Мадлен при первой же нашей встрече – а я принудил себя увидеться с нею незамедлительно – нашла во мне перемену, которая тотчас ее успокоила. Мне не стоило труда доказать, что возвращаюсь я с намерением во всем покориться ее воле; она поняла это по первому взгляду, которым мы обменялись. Она выждала еще немного, чтобы удостовериться в твердости моего намерения, и как только убедилась, что держусь я стойко и справляюсь с испытаниями не из легких, тотчас покинула оборонительные позиции и, казалось, обо всем позабыла, а из всех способов простить меня этот был самым милосердным и единственным, который был ей позволен.

Некоторое время спустя, когда всякая опасность миновала и мы оба вновь обрели спокойствие, мне показалось, что я не совершу особой оплошности, заговорив о раскаянии, которое испытывал постоянно, и я обратился к ней с такими словами: «Я причинил вам немало горя и теперь искупаю вину!» – «Полно, – прервала она, – не нужно об этом; лишь бы вы излечились, а я вам буду помогать».

С этого дня Мадлен, казалось, позабыла о себе и была занята только мною. Без тени страха, с самоотверженным милосердием терпела она мое общество, приглядывала за мной, помогала безотказным своим вниманием. Она изобретала способы развлечь меня, развеселить, приохотить к серьезным занятиям и на них сосредоточить. Можно было подумать, что она считает себя наполовину в ответе за чувство, которое вызвала, что она добровольно возложила на себя долг, который велит ей примириться с этим чувством, а главное – заставляет неустанно искать ему исцеления.
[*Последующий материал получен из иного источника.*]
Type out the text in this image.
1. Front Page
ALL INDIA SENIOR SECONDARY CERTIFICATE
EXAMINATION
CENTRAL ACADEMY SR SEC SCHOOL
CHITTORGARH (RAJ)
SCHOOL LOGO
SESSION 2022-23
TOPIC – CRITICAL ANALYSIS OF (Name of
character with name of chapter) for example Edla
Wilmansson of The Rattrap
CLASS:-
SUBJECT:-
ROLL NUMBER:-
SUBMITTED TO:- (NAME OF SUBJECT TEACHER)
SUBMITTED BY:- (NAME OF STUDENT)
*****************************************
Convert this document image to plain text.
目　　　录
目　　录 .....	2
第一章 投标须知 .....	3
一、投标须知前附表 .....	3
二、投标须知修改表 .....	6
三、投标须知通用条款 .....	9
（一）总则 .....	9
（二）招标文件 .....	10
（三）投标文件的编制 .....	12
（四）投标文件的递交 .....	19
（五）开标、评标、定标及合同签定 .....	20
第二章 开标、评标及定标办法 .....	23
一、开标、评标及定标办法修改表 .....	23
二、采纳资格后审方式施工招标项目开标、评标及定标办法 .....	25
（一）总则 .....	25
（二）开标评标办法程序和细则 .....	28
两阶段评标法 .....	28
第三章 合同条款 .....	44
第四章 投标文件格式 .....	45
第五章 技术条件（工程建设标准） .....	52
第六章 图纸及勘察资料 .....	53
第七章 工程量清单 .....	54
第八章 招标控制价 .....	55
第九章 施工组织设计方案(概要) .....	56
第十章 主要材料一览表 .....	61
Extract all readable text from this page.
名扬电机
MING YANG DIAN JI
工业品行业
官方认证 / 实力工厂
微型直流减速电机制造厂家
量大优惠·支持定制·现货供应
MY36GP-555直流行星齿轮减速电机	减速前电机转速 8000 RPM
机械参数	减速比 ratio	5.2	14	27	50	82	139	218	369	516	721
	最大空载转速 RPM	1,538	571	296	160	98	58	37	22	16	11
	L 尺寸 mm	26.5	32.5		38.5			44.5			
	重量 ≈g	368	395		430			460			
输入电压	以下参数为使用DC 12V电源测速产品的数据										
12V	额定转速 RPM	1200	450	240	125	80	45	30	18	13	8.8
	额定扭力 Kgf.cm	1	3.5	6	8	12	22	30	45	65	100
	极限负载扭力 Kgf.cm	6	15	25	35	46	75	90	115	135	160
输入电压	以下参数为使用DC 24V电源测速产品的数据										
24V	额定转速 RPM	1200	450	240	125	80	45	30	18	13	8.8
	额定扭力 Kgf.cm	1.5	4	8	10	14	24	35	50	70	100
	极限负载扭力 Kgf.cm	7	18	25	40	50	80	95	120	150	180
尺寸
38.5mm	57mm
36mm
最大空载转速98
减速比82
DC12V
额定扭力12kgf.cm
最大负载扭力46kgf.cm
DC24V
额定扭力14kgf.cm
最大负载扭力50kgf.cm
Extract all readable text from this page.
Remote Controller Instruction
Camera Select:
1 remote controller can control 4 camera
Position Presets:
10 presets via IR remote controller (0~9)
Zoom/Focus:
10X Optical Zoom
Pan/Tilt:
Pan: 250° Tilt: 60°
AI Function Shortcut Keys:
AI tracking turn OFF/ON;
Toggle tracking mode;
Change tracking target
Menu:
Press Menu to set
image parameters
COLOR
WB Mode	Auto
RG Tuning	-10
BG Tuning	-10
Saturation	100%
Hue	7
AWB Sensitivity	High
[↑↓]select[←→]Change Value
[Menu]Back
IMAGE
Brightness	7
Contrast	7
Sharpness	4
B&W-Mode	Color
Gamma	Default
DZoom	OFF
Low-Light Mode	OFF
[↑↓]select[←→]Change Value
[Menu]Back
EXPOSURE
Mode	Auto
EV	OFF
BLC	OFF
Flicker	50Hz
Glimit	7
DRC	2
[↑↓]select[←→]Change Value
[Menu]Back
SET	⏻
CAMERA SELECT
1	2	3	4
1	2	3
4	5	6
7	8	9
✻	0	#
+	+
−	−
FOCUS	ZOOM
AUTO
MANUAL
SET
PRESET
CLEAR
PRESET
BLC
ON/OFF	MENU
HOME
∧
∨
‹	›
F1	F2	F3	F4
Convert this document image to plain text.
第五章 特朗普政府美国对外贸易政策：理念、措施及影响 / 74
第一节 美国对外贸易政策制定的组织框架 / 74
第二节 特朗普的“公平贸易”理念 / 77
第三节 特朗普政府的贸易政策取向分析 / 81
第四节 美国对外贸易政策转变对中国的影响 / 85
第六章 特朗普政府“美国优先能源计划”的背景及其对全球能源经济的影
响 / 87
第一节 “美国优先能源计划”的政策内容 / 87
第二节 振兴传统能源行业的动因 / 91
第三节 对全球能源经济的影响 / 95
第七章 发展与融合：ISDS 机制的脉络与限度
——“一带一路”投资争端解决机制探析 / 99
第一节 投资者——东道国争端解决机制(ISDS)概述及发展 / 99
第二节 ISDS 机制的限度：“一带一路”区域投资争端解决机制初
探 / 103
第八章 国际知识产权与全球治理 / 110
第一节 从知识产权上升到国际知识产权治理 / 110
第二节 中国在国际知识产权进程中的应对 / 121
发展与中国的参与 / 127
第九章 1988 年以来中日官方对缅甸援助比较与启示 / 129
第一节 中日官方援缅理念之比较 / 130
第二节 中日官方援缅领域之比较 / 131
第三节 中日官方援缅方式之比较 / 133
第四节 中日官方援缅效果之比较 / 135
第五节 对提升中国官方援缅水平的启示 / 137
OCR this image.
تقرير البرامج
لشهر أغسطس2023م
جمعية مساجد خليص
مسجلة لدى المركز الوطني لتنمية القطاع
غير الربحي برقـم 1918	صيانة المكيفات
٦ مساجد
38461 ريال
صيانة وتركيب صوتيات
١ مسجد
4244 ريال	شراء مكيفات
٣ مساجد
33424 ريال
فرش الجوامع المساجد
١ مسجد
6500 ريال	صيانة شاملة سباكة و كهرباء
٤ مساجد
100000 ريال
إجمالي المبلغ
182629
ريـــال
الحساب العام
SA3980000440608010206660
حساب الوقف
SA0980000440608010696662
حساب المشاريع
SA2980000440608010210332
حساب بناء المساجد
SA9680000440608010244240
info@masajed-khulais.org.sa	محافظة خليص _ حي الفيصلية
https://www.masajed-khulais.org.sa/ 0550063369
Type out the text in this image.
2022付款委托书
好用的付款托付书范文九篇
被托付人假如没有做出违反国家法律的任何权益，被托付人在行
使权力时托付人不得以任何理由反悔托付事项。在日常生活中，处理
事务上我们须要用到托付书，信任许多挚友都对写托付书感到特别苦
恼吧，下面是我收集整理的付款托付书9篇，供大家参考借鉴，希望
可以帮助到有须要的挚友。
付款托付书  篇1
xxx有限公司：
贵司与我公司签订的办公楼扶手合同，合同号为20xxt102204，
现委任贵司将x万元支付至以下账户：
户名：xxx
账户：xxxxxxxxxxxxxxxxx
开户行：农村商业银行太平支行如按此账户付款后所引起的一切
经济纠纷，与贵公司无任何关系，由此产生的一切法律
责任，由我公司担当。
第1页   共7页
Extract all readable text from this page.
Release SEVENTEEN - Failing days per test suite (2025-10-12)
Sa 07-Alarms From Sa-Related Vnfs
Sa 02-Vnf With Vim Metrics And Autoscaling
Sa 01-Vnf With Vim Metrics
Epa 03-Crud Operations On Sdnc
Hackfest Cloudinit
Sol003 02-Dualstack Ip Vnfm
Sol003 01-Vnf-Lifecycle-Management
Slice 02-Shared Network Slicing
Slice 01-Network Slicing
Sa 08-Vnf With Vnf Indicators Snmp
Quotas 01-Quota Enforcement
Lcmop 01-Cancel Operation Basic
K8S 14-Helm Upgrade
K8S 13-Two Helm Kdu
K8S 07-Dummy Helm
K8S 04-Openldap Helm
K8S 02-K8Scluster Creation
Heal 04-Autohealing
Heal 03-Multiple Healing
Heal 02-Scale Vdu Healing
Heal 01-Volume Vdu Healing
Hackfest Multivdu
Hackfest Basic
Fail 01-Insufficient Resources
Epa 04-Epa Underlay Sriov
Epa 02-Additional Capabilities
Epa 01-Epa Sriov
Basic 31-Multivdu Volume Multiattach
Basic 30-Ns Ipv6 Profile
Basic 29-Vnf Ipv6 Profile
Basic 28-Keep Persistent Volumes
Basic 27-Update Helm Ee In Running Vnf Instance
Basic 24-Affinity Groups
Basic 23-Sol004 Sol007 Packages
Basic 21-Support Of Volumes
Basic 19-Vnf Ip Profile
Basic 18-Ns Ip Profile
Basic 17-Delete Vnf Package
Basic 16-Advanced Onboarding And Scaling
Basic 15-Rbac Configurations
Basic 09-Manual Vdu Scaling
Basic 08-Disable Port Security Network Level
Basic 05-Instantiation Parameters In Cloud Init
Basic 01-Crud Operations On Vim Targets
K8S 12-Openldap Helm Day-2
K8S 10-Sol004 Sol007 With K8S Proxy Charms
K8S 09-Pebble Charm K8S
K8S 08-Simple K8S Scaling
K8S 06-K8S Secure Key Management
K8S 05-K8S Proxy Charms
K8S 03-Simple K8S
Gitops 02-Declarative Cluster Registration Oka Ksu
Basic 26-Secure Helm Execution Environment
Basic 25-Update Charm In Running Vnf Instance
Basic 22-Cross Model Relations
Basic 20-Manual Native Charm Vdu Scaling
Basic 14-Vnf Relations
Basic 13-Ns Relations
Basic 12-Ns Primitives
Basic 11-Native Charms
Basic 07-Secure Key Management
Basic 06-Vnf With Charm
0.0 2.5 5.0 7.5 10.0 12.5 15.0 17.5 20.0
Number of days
Всегда спокойная, сдержанная, исполненная решимости среди опасностей, которым противостояло ее неизменное самообладание, она подбадривала меня в этом поединке с самим собой, и когда бывала довольна, то есть когда мне удавалось особенно туго зажать сердце в тиски, чтобы заставить биться ровнее, наградой мне были слова участия, от которых у меня слезы подступали к глазам, либо слова утешения, от которых я горел огнем.

Так жила она среди пламени, неподвластная опасности, словно в броне невинности и чистоты, которая делала ее неуязвимой, защищая от жара моих чувств и от возможных подозрений света.

Ничто не могло быть сладостнее, мучительнее и опаснее, чем это странное сообщничество, заставлявшее Мадлен тратить силы в тщетных попытках вернуть мне здоровье. Так продолжалось много месяцев, может быть, год – мне трудно сказать в точности, сколько именно времени: таким смутным и неспокойным был этот период, который оставил у меня в памяти лишь неопределенное ощущение величайшего и неизбывного смятения, но не был отмечен сколько-нибудь существенными событиями.

Она собралась на воды в Германию.

– Вы ехать не должны ни в коем случае, – сказала она, – это было бы крайне неудобно и для вас, и для меня.

То был на моей памяти первый случай, когда ее озаботила собственная репутация. Неделю спустя после ее отъезда пришло письмо, исполненное удивительного ума и доброты. Я не ответил, повинуясь ее просьбе. «Я буду издали делить с вами ваше одиночество, – писала она, – настолько, насколько возможно. И во все время своего отсутствия через равные промежутки она с обычным терпением писала ко мне; так она вознаграждала меня за то, что, повинуясь ей, я остался в Париже. Она знала, что скука и одиночество – худые советчики, и хотела, чтобы, оставшись наедине с воспоминаниями, я все-таки получал бы время от времени ощутимые знаки ее присутствия.